Uno spettro si aggira per l’Italia e riguarda lo stato di salute in materia di cyber security delle nostre piccole e medie imprese. A questo proposito abbiamo fatto qualche domanda ad Alessandro Curioni, docente di sicurezza dell’informazione all’Università Cattolica di Milano, oggi in veste di direttore tecnico scientifico della ricerca sul tema Grenke-Clio Security-Cerved.
Curioni cosa possiamo dire dello stato di salute cyber della spina dorsale della nostra economia?

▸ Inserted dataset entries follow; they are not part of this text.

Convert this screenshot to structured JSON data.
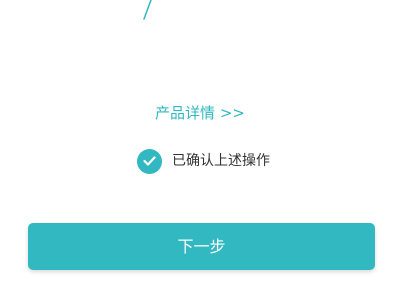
{
  "product_details": {
    "label": "产品详情 >>"
  },
  "confirmation": {
    "checked": true,
    "label": "已确认上述操作"
  },
  "next_button": {
    "label": "下一步"
  },
  "colors": {
    "accent": "#31b8c1",
    "text": "#333333",
    "background": "#ffffff"
  }
}
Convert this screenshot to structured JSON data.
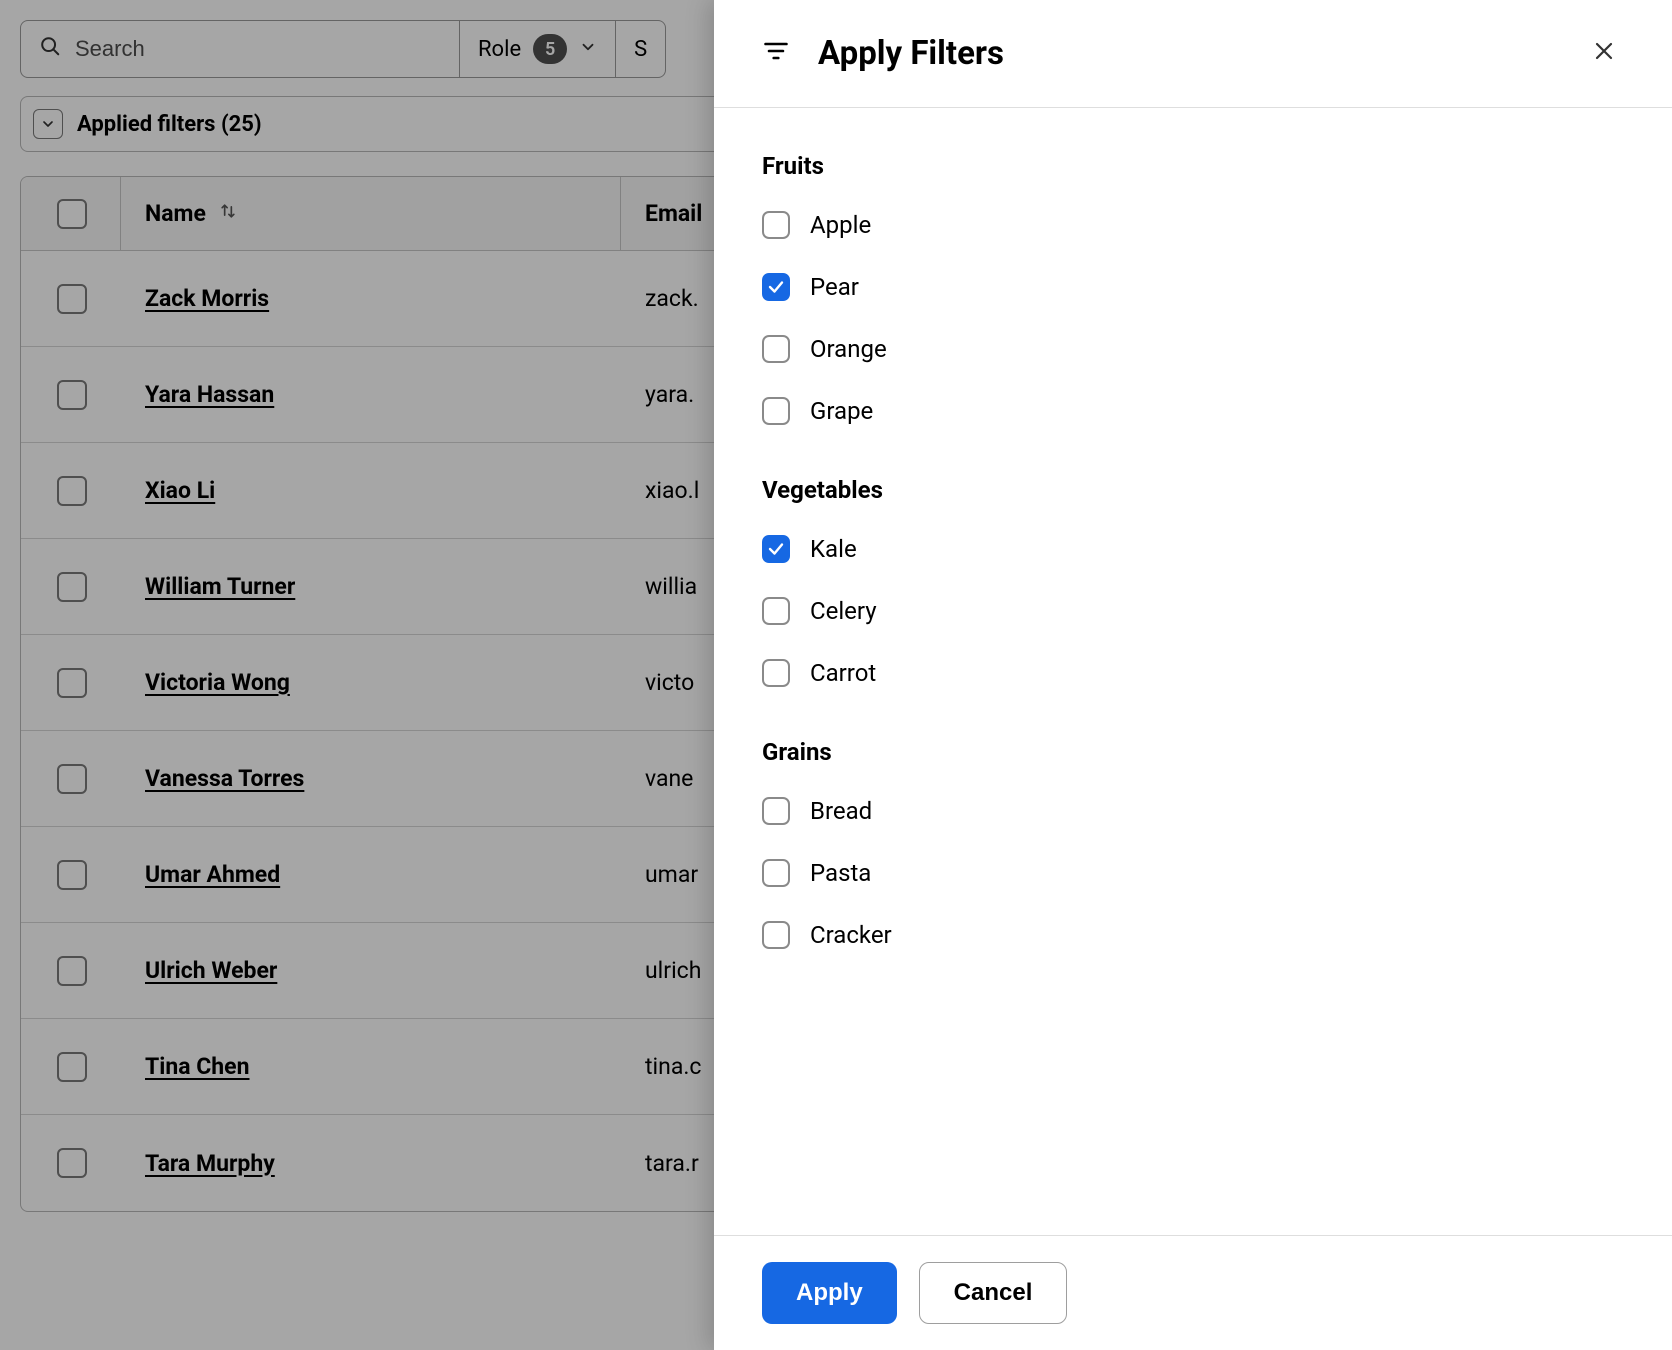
{
  "toolbar": {
    "search_placeholder": "Search",
    "role_label": "Role",
    "role_count": "5",
    "status_label": "S"
  },
  "applied_filters_label": "Applied filters (25)",
  "table": {
    "columns": {
      "name": "Name",
      "email": "Email"
    },
    "rows": [
      {
        "name": "Zack Morris",
        "email": "zack."
      },
      {
        "name": "Yara Hassan",
        "email": "yara."
      },
      {
        "name": "Xiao Li",
        "email": "xiao.l"
      },
      {
        "name": "William Turner",
        "email": "willia"
      },
      {
        "name": "Victoria Wong",
        "email": "victo"
      },
      {
        "name": "Vanessa Torres",
        "email": "vane"
      },
      {
        "name": "Umar Ahmed",
        "email": "umar"
      },
      {
        "name": "Ulrich Weber",
        "email": "ulrich"
      },
      {
        "name": "Tina Chen",
        "email": "tina.c"
      },
      {
        "name": "Tara Murphy",
        "email": "tara.r"
      }
    ]
  },
  "drawer": {
    "title": "Apply Filters",
    "apply_label": "Apply",
    "cancel_label": "Cancel",
    "groups": [
      {
        "title": "Fruits",
        "options": [
          {
            "label": "Apple",
            "checked": false
          },
          {
            "label": "Pear",
            "checked": true
          },
          {
            "label": "Orange",
            "checked": false
          },
          {
            "label": "Grape",
            "checked": false
          }
        ]
      },
      {
        "title": "Vegetables",
        "options": [
          {
            "label": "Kale",
            "checked": true
          },
          {
            "label": "Celery",
            "checked": false
          },
          {
            "label": "Carrot",
            "checked": false
          }
        ]
      },
      {
        "title": "Grains",
        "options": [
          {
            "label": "Bread",
            "checked": false
          },
          {
            "label": "Pasta",
            "checked": false
          },
          {
            "label": "Cracker",
            "checked": false
          }
        ]
      }
    ]
  }
}
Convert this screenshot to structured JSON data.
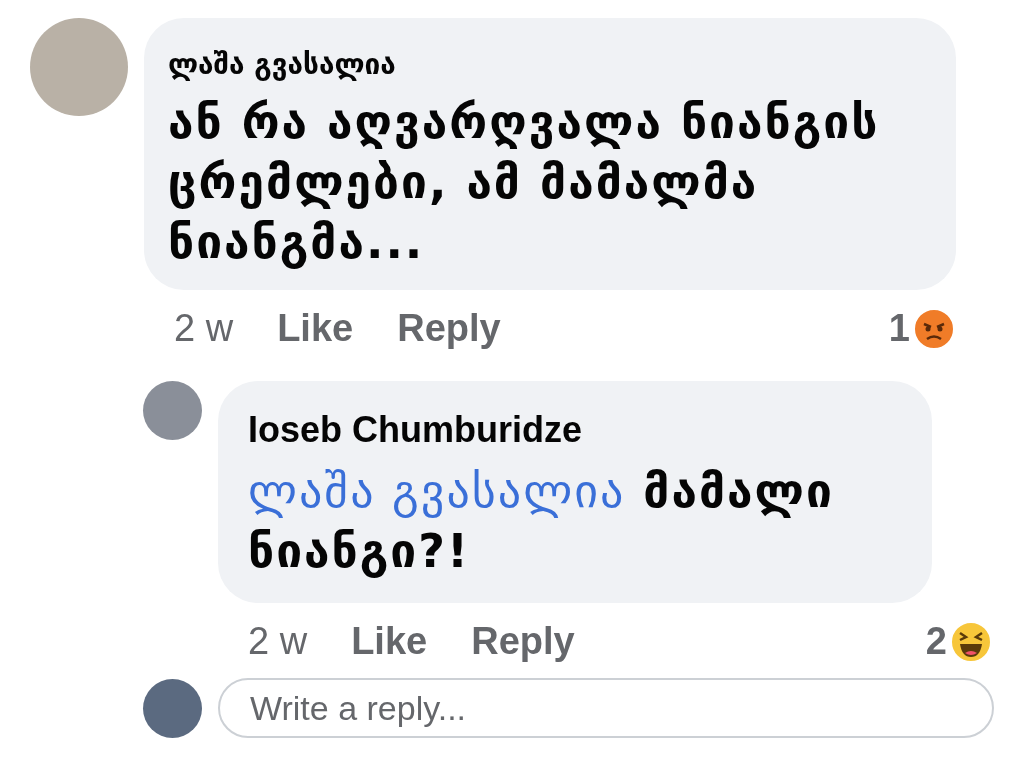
{
  "comments": [
    {
      "author": "ლაშა გვასალია",
      "text": {
        "rest": "ან რა აღვარღვალა ნიანგის ცრემლები, ამ მამალმა ნიანგმა..."
      },
      "time": "2 w",
      "like": "Like",
      "reply": "Reply",
      "reaction": {
        "count": "1",
        "kind": "angry"
      },
      "children": [
        {
          "author": "Ioseb Chumburidze",
          "text": {
            "mention": "ლაშა გვასალია",
            "rest": "მამალი ნიანგი?!"
          },
          "time": "2 w",
          "like": "Like",
          "reply": "Reply",
          "reaction": {
            "count": "2",
            "kind": "haha"
          }
        }
      ]
    }
  ],
  "reply_box": {
    "placeholder": "Write a reply..."
  }
}
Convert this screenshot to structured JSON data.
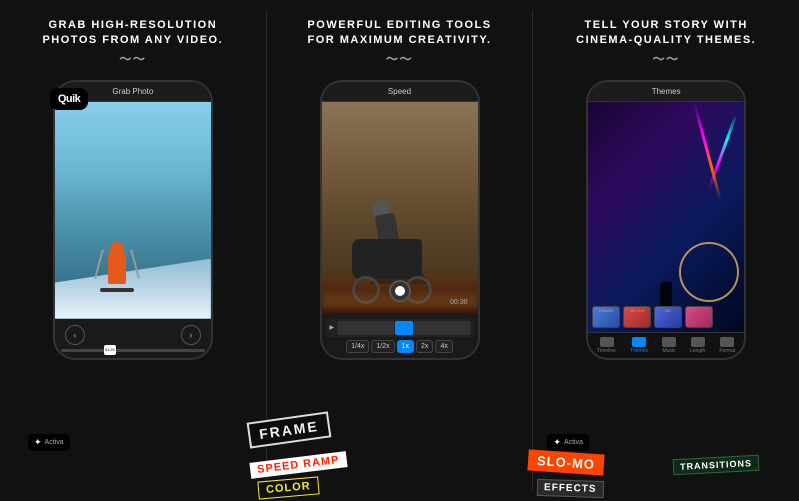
{
  "panels": [
    {
      "id": "panel-1",
      "heading_line1": "GRAB HIGH-RESOLUTION",
      "heading_line2": "PHOTOS FROM ANY VIDEO.",
      "phone_title": "Grab Photo",
      "quik_label": "Quik",
      "timestamp": "01:21"
    },
    {
      "id": "panel-2",
      "heading_line1": "POWERFUL EDITING TOOLS",
      "heading_line2": "FOR MAXIMUM CREATIVITY.",
      "phone_title": "Speed",
      "timestamp": "00:30",
      "speed_buttons": [
        "1/4x",
        "1/2x",
        "1x",
        "2x",
        "4x"
      ]
    },
    {
      "id": "panel-3",
      "heading_line1": "TELL YOUR STORY WITH",
      "heading_line2": "CINEMA-QUALITY THEMES.",
      "phone_title": "Themes",
      "bottom_tabs": [
        {
          "label": "Timeline",
          "active": false
        },
        {
          "label": "Themes",
          "active": true
        },
        {
          "label": "Music",
          "active": false
        },
        {
          "label": "Length",
          "active": false
        },
        {
          "label": "Format",
          "active": false
        }
      ]
    }
  ],
  "stickers": {
    "frame": "FRAME",
    "speed_ramp": "SPEED RAMP",
    "color": "COLOR",
    "slomo": "SLO-MO",
    "effects": "EFFECTS",
    "transitions": "TRANSITIONS"
  },
  "activa_labels": [
    "Activa",
    "Activa"
  ],
  "colors": {
    "bg": "#111111",
    "accent": "#0088ff",
    "panel_divider": "#2a2a2a"
  }
}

Premetto che si tratta di una ricerca che ha beneficiato delle competenze dei suoi attori e sponsor. Grenke è leader nel leasing operativo leader proprio nel segmento PMI, Clio Security opera come società di consulenza nel medesimo ambito e Cerved, che si è occupata della raccolta dei dati, ha una base dati imponente che ci ha permesso di costruire un campione statistico di oltre 800 aziende intervistate. Detto questo le fornisco subito due dati. Il 60 per cento delle nostre PMI considera la cyber security, in una scala da 1 a 10, di importanza pari ad almeno 8. Inoltre, il 75 per cento ritiene adeguate le misure adottate dalla sua azienda per la protezione dei dati personali.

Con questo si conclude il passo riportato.